Meals continue to be surprising. Breakfast was a type of granola, a mixture I have never seen in my life, and topped with not milk, but a thin yogurt. As always, a side dish of fruit, usually a banana, cantaloupe, and some unknown green thing. Lunch today was barbeque something, two small potatoes, and a salad. All this preceded by soup. Dessert reminds of some sort of cream pie or cake but nothing like I am used to. As of yet, I have made a happy plate at every meal, turning nothing away. I did read the Ecuadorians sometimes eat Guina pig, but to date, I’ve seen nothing that resembled the rodent. I never did find out what the barbeque was made from though.
It was during lunch that I reached up to adjust one of my hearing aids and found it missing.
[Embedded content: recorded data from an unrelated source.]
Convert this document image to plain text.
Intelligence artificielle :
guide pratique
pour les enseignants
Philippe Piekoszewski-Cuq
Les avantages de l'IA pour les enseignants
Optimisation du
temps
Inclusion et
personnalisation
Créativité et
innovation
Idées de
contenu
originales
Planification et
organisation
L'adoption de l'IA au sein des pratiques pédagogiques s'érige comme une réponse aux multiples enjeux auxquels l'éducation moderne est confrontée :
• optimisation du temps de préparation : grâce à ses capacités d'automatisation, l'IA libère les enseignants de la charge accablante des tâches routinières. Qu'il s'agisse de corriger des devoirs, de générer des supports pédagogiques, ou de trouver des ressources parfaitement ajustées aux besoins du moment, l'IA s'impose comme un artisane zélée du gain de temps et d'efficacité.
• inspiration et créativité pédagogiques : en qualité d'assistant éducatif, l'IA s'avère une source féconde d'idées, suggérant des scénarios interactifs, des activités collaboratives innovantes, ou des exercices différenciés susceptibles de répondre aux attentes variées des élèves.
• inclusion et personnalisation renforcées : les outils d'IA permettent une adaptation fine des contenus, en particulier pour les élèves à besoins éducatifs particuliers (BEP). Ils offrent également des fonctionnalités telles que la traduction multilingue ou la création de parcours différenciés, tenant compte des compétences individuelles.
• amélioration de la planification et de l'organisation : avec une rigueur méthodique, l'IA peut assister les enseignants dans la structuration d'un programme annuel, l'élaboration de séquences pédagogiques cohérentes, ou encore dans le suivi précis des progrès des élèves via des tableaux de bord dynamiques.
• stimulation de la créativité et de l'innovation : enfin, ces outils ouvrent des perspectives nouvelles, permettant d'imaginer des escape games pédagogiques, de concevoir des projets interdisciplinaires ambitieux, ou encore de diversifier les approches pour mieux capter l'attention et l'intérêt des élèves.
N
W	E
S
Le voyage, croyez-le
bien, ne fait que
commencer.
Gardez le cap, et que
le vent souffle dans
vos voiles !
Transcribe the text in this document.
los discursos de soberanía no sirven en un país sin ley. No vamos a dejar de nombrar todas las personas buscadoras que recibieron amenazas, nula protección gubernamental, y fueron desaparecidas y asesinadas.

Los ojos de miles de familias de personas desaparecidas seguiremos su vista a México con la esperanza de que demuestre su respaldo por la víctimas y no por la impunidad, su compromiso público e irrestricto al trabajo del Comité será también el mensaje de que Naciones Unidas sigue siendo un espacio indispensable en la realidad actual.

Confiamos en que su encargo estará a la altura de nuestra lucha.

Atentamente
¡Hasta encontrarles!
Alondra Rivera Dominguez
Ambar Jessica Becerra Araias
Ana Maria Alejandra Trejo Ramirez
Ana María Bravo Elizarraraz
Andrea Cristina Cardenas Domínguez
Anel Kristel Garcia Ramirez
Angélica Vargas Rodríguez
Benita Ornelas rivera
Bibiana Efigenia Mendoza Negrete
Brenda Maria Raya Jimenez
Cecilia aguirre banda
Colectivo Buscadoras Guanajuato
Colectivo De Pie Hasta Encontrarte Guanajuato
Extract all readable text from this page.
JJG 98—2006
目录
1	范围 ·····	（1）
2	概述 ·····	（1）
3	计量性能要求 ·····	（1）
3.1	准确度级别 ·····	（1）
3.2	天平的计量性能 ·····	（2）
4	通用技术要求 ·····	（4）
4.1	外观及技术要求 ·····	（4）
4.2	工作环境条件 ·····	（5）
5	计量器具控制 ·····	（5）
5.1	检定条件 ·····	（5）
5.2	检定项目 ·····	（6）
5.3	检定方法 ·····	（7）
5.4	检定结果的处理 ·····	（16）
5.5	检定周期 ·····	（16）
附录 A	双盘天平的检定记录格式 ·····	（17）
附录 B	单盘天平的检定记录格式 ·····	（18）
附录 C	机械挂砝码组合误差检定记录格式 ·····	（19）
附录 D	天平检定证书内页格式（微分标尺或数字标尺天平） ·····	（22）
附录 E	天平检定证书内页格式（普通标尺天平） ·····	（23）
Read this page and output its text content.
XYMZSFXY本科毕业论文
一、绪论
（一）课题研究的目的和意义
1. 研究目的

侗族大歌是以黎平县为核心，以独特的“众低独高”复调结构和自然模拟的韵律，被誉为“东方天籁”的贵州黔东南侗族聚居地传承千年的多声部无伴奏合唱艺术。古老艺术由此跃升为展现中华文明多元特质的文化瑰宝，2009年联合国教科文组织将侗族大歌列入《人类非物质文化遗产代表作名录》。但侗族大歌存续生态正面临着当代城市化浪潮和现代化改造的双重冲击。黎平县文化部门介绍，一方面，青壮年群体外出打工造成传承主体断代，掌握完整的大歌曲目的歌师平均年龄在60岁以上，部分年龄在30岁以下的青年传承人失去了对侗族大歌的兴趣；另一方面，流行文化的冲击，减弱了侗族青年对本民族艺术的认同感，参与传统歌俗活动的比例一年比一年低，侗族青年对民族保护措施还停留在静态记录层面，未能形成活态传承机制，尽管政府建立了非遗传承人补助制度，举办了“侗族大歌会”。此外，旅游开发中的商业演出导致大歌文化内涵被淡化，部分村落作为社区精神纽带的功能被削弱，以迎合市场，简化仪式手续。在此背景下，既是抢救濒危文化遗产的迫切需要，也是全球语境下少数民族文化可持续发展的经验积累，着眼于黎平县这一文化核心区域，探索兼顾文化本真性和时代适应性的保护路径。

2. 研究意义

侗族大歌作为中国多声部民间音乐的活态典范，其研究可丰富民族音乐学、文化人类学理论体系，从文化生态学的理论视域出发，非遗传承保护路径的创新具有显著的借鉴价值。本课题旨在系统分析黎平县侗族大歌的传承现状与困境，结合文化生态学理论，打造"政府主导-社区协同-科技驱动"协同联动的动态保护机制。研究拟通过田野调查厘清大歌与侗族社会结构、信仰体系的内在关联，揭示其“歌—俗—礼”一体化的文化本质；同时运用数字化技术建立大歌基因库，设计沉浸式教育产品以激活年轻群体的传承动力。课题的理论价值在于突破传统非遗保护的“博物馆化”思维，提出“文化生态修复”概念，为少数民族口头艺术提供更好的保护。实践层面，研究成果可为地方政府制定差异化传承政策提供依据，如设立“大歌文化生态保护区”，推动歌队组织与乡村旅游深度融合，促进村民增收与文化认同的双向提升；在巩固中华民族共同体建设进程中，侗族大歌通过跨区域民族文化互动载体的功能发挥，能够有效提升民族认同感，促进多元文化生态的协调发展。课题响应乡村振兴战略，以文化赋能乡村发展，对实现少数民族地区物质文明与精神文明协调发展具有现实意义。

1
Now we’re talking a couple thousand bucks here. A major calamity. My feeling was that the most likely place to look for it was on the trail I had walked that morning. What with constantly switching shoulders while carrying the tripod and the overhanging limbs, I could easily have knocked it out of place.
Backtracking my trail was unlikely to be productive, the many rocks and twigs easily covering a little old hearing aid so I started with my room. And there it was, halfway between the bed and the bathroom, on the floor. How I avoided stepping on it is unknown.
The three o’clock rain arrived thirty minutes late and I used the time to peruse a huge photo book on the birds of Ecuador that I found in the dining area. I believe one could spend a lifetime here and never see them all. Amazing, amazing variety of species.
Tomorrow we leave sharply at 8 a.m. for another lodge and more adventures in bird photography. My chronic back pain is still with me but so far, not debilitating.